The Tears of San Lorenzo is the name given by the Spanish to the meteor showers that occur at this time of year, during the feast of San Lorenzo. The meteors, known as the Perseids because they appear to come from the constellation of Perseus, in fact originate from the comet Swift-Tuttle, the tail of which which passes close to the Earth’s orbit every August.
There is no better place to observe them than from under the clear black night sky of Andalucia and last night Rodalquilar celebrated the event in style with a ‘Night of Music and Candles’. To minimise the effects of light pollution, a blackout was imposed and the village was illuminated instead by 2000 candles in the windows, doors and streets.
Entertainment was also laid on for the night.

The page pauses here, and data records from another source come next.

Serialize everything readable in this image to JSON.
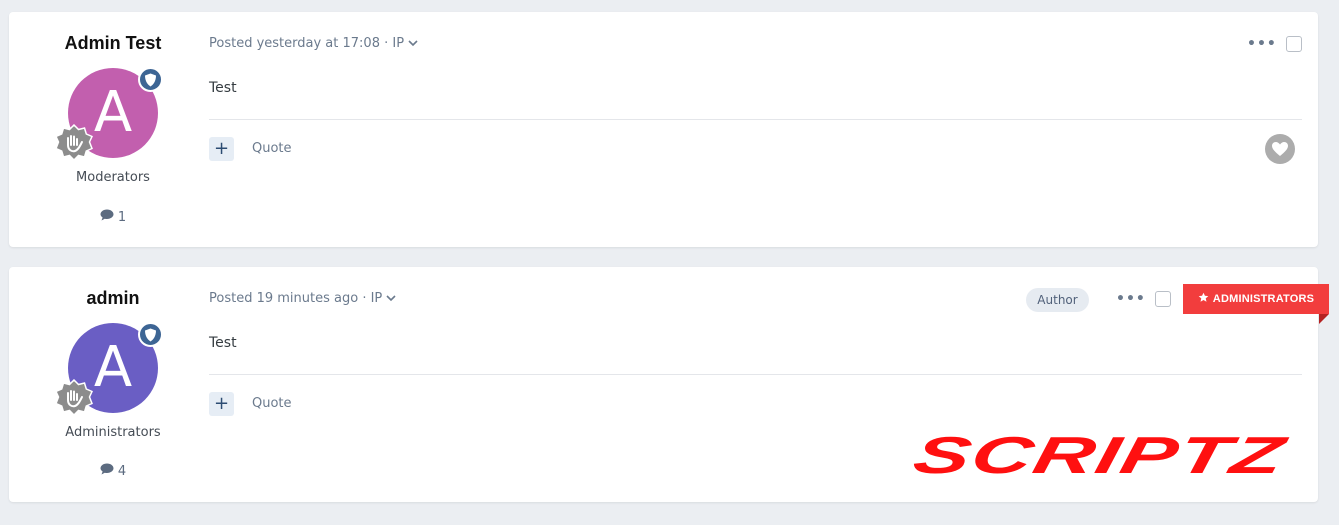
{
  "posts": [
    {
      "author_name": "Admin Test",
      "avatar_letter": "A",
      "avatar_color": "#c25fae",
      "group": "Moderators",
      "post_count": "1",
      "meta_text": "Posted yesterday at 17:08 · IP",
      "content": "Test",
      "plus_label": "+",
      "quote_label": "Quote"
    },
    {
      "author_name": "admin",
      "avatar_letter": "A",
      "avatar_color": "#6a5ec4",
      "group": "Administrators",
      "post_count": "4",
      "meta_text": "Posted 19 minutes ago · IP",
      "content": "Test",
      "plus_label": "+",
      "quote_label": "Quote",
      "author_badge": "Author",
      "ribbon_label": "ADMINISTRATORS"
    }
  ],
  "watermark_text": "SCRIPTZ",
  "colors": {
    "ribbon": "#f23d3d",
    "watermark": "#ff1010",
    "shield": "#3d6594"
  },
  "icons": [
    "shield-icon",
    "rank-hand-icon",
    "comment-icon",
    "chevron-down-icon",
    "heart-icon",
    "more-icon",
    "star-icon"
  ]
}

We sat outside the restaurant Samambaia in one of the little squares where first the children where enthralled by a very good female clown.
This was followed by a small brass band which began with a rather ponderous and nervous rendering of the overture from ‘Lohengrin’ and ‘The Anvil Chorus’.

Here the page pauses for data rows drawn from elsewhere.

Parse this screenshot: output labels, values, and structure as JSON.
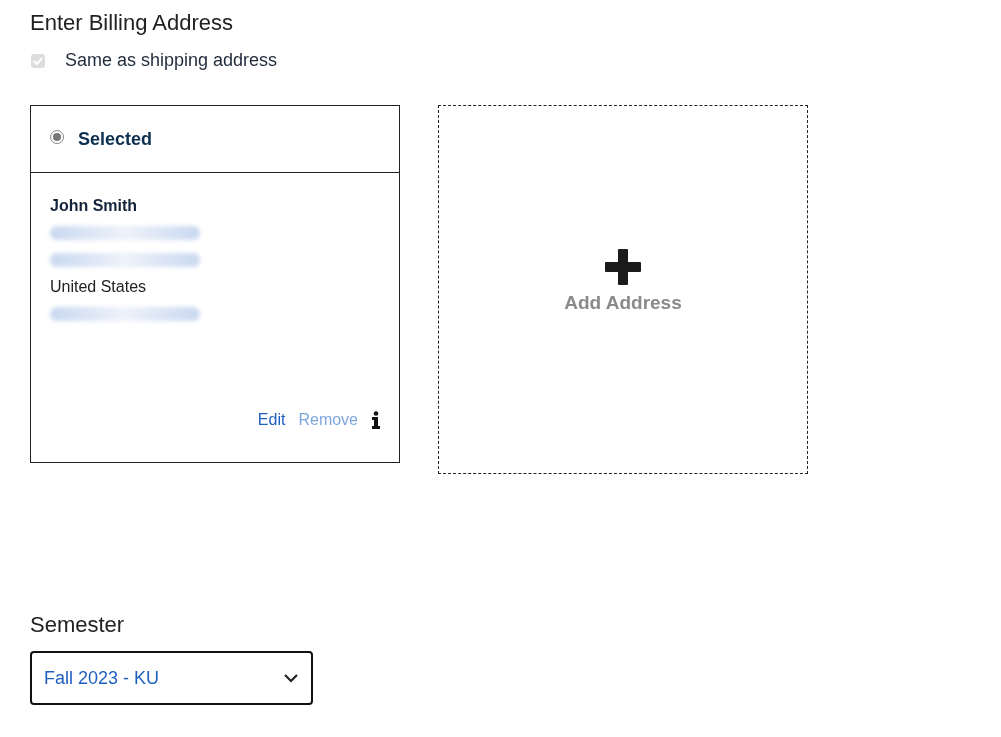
{
  "billing": {
    "title": "Enter Billing Address",
    "same_as_shipping": {
      "label": "Same as shipping address",
      "checked": true,
      "disabled": true
    }
  },
  "address_card": {
    "header": "Selected",
    "selected": true,
    "name": "John Smith",
    "lines": [
      {
        "kind": "redacted"
      },
      {
        "kind": "redacted"
      },
      {
        "kind": "text",
        "text": "United States"
      },
      {
        "kind": "redacted"
      }
    ],
    "actions": [
      {
        "label": "Edit",
        "disabled": false
      },
      {
        "label": "Remove",
        "disabled": true
      }
    ]
  },
  "add_address": {
    "label": "Add Address"
  },
  "semester": {
    "label": "Semester",
    "value": "Fall 2023 - KU"
  }
}
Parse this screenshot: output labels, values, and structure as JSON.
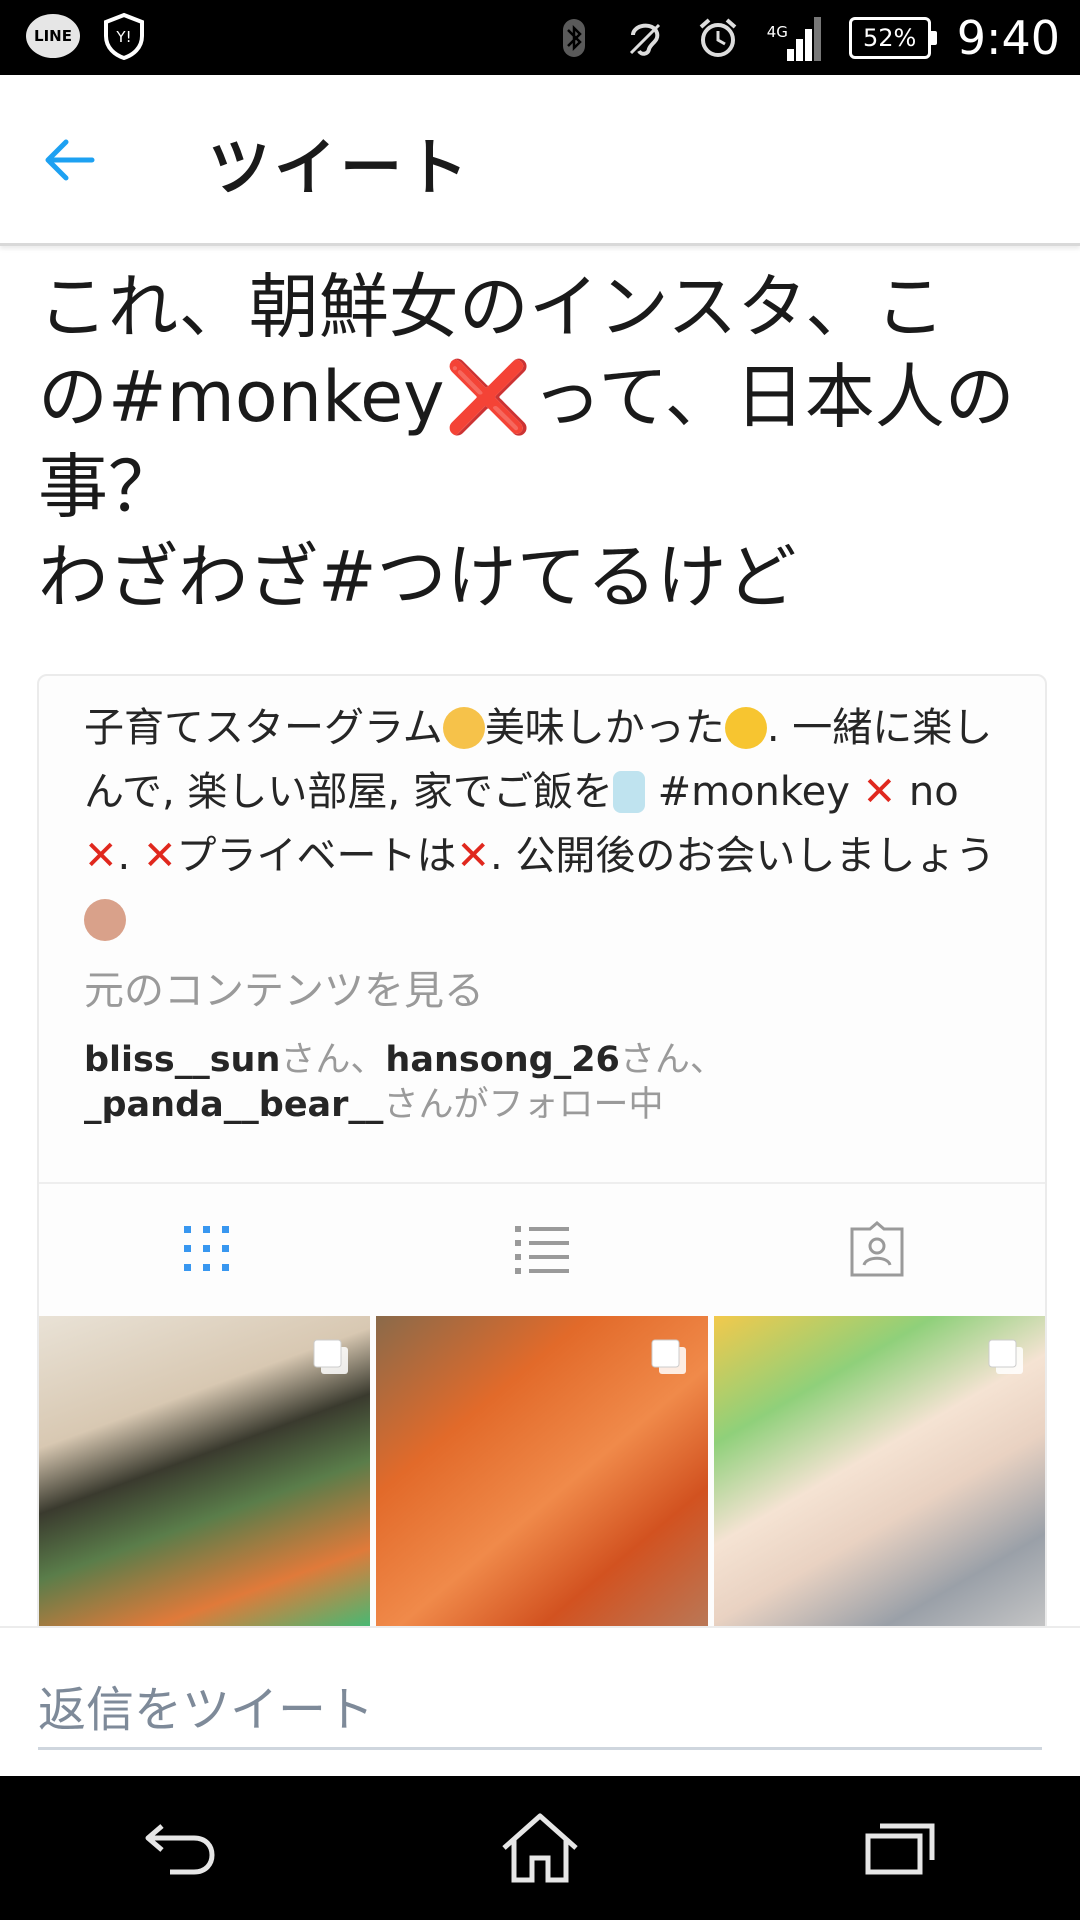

After this, they began to play lighter pieces with which they seemed much more at home, and the audience responded with enthusiasm.

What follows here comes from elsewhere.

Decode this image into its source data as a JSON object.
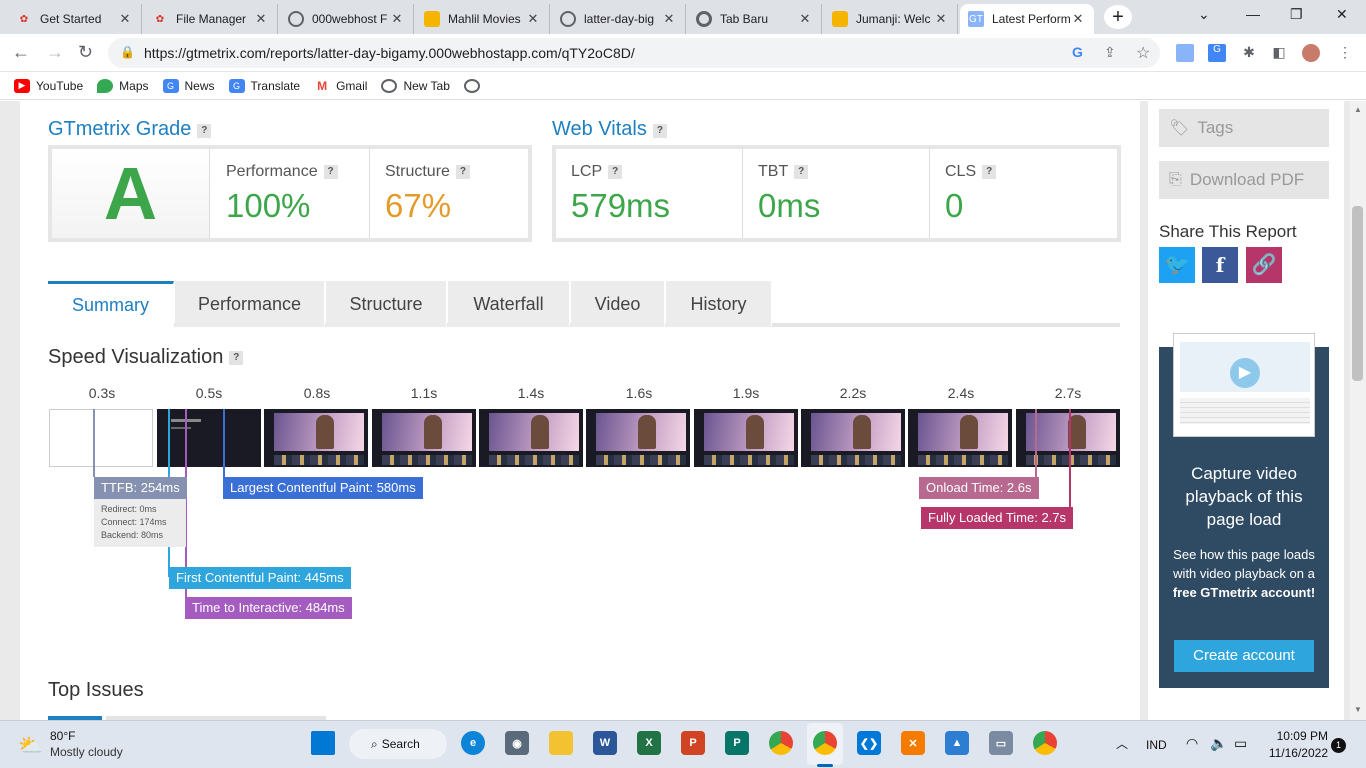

At Samambaia we enjoyed a delicious meal of salad followed by Kefta. By candlelight, it was difficult to see what the ingredients of the salad were, but there was an assortment of crunchy vegetables, olives and pine nuts and the delicious dressing was flavoured with miel de caña (sugarcane syrup) which Spanish chefs use a lot to impart a rich flavour to marinades and dressings. The kefta were served on skewers, exquisitely flavoured with mint, and accompanied by a fruity salsa with fresh ginger and couscous with pine nuts and moist raisins which had been soaked in orange. Digby indulged in a scrumptious desert of creamy trifle with walnuts extravagantly laced with alcohol.
After our meal, we wandered down the candlelit village streets, which had been closed to cars. Hundreds of candles lined the kerbs of the pavement and the scent of jasmine and stephanotis from the gardens was almost overpowering in the warm night air.
We came across this charming trio and stopped for a while to listen to them.
We enjoyed their music more than the band.
We did not see any meteors but from our isolated cortijo we have spotted some this week streaking across the black night sky. Mostly, they appear like fleeting flakes of snow but, sometimes, you see dazzling green ones low on the horizon.